I must have dozed because Edith’s face is very long and very close when I open my eyes. Her cold, wet nose is smearing a bit of chocolate onto my own protruding facial feature. She obviously gained the chocolate addition from licking up the spilled jug I can spot to my right. Her eyes gaze down at me and I wonder that she doesn’t go cross-eyed. I interlace my fingers behind her neck and she backs up like she’s been trained to help old ladies to their feet after they fall asleep in their back garden. Now I’m back to sitting she wags her entire back half in encouragement, nudging me and licking me until I have to standup or be drowned in doggy slobber.

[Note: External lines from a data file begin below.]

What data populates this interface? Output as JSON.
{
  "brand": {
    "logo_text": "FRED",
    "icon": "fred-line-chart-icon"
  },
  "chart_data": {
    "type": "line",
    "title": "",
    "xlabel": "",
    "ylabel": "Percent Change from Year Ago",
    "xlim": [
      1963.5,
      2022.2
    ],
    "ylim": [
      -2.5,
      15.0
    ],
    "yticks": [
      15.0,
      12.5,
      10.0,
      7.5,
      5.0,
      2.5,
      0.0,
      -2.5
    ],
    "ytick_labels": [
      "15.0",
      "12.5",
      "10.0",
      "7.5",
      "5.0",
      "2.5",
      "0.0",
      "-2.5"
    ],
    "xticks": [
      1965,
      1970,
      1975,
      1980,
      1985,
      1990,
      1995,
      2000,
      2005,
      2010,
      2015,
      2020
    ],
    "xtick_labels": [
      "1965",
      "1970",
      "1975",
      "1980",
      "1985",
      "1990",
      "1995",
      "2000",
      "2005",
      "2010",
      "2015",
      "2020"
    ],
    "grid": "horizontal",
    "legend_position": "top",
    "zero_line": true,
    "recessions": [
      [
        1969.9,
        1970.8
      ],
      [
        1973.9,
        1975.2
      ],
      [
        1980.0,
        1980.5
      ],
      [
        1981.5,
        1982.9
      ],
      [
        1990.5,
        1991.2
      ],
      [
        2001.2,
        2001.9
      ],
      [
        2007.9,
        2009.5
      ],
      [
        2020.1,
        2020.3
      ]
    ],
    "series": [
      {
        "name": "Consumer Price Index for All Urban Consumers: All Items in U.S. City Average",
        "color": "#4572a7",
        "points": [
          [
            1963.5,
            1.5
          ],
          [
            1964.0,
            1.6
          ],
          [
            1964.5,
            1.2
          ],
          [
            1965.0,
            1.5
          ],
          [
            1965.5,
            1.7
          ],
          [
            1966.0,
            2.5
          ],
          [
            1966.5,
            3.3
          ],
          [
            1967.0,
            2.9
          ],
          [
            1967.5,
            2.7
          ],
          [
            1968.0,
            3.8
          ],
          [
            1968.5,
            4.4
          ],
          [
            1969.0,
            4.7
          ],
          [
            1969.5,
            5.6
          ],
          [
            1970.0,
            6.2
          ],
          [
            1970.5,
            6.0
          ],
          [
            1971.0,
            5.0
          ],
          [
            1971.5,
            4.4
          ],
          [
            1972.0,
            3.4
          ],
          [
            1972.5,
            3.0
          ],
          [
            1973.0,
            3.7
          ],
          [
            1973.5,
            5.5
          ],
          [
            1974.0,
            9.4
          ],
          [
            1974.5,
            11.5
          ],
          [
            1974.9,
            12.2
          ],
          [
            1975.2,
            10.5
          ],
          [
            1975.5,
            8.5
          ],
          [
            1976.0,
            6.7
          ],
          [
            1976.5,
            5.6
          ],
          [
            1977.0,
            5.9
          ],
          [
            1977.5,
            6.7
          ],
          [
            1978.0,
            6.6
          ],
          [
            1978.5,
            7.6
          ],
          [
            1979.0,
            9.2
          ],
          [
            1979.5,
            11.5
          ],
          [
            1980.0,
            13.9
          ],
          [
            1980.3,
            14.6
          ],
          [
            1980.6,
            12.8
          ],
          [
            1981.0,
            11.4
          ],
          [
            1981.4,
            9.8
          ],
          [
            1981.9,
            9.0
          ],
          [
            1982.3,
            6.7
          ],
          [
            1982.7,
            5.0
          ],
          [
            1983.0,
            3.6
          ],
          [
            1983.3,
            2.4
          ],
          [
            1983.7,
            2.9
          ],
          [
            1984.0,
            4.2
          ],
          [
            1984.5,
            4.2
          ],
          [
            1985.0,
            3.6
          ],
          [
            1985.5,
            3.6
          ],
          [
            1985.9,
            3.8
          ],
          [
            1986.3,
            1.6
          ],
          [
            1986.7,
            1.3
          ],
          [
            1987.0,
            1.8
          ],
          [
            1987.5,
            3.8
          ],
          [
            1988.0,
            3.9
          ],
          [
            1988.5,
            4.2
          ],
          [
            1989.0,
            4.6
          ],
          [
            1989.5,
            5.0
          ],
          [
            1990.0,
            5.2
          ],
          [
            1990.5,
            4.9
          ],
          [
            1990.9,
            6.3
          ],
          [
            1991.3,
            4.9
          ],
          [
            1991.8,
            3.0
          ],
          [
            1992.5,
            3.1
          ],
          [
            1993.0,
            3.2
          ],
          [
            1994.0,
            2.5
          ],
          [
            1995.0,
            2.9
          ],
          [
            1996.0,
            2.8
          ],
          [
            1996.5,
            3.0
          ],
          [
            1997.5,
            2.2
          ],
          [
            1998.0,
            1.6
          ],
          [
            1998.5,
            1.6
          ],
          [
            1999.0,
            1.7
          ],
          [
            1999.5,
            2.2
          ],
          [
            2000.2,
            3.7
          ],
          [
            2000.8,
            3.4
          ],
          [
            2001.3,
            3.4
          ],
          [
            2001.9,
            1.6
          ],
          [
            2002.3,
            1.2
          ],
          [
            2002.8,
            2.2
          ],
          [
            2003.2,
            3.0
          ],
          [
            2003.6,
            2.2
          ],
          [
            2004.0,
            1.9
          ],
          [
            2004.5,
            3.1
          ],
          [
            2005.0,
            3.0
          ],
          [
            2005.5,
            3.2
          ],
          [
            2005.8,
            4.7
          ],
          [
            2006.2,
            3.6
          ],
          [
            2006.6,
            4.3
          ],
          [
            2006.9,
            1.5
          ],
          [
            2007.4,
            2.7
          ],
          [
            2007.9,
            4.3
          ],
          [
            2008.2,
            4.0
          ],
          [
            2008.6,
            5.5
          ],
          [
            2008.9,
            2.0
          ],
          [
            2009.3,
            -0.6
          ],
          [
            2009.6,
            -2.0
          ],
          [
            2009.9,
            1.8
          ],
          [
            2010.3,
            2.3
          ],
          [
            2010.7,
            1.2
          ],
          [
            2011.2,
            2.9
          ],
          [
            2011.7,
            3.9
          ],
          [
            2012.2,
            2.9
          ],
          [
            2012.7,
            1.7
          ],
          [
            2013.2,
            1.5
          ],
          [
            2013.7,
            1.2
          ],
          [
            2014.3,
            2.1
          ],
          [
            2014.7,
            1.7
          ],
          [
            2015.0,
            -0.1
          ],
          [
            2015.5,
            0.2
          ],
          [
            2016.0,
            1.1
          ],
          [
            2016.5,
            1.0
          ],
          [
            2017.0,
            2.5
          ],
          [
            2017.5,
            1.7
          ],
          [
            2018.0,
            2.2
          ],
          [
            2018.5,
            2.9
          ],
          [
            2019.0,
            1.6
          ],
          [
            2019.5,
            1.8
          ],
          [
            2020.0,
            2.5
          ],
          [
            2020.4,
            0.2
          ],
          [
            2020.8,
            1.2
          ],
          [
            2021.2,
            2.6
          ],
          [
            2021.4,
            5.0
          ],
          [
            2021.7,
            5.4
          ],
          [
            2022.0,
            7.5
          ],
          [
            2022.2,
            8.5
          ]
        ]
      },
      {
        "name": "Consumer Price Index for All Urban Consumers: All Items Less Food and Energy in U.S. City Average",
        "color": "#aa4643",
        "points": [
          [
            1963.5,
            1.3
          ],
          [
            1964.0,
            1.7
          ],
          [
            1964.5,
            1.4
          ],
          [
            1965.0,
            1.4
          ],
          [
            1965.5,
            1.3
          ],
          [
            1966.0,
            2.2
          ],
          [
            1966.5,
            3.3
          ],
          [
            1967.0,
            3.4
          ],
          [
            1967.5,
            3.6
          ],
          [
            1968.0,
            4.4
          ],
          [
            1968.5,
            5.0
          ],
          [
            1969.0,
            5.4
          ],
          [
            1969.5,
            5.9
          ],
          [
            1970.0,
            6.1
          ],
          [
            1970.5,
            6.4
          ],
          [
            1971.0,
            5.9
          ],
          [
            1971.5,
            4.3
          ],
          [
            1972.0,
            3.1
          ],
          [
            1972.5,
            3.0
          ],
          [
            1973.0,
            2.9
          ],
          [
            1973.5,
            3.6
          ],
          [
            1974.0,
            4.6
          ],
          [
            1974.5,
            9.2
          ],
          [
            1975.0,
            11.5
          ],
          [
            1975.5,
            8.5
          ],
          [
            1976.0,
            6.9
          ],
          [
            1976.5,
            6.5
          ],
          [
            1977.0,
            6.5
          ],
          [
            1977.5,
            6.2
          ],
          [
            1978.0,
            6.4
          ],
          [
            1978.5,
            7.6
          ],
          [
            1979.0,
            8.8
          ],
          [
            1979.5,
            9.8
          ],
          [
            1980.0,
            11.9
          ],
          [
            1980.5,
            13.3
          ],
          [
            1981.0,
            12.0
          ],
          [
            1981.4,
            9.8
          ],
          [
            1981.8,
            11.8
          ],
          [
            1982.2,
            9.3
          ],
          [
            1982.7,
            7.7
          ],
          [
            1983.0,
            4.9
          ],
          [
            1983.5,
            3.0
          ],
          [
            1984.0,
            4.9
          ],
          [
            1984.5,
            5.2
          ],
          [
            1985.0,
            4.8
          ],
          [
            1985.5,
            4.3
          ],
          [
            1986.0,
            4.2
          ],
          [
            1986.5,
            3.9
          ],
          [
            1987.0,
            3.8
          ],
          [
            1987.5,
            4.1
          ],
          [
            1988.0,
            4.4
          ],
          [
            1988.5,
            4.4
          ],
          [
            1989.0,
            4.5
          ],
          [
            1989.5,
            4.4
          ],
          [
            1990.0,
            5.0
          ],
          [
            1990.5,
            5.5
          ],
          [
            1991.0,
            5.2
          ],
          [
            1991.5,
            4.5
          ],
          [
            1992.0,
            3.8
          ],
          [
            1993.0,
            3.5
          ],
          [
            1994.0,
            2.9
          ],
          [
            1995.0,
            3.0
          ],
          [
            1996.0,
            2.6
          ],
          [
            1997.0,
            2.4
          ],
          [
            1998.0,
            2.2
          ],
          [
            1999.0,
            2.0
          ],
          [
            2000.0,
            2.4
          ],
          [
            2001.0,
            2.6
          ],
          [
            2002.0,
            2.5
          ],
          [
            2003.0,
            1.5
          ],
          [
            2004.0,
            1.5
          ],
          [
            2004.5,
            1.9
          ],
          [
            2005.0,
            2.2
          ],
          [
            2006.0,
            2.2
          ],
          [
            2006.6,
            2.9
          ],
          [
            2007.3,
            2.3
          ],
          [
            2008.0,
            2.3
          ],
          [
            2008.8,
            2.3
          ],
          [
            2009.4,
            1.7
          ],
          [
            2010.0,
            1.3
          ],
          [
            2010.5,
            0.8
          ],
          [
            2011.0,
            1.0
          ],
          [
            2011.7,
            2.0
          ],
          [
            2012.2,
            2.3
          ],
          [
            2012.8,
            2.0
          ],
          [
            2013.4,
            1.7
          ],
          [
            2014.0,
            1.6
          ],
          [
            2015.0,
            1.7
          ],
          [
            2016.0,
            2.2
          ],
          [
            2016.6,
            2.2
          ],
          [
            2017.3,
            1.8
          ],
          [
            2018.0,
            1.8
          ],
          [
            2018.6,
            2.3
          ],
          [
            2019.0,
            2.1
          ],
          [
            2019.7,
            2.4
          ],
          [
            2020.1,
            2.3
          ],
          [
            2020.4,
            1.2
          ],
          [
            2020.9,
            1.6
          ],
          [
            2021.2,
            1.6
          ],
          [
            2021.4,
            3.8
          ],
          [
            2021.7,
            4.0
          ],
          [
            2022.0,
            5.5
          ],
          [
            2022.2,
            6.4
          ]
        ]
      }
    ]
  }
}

I’ll need a shower before dinner; is anyone coming tonight? I don’t even know what day it is so why do I think I’ll remember dinner guests. Finally on my feet I see my pad still on the grass and moan at the thought of bending to pick it up. Edith reads my mind, as she sometimes can, and pushes it around the grass until she can get her teeth under it. Does slobber work the same way as pee? Taking it from her and running my fingers across her silky red head we walk towards the house, I leave the jug abandoned to the ants and any other little creature that can get where Edith’s crafty tongue could not. I flip over the sketchpad, not bad. I rub the floppy ears feeling her weight lean into me gently. I don’t think I’ll put this one up for sale though. Some things just can’t be seen properly by a stranger.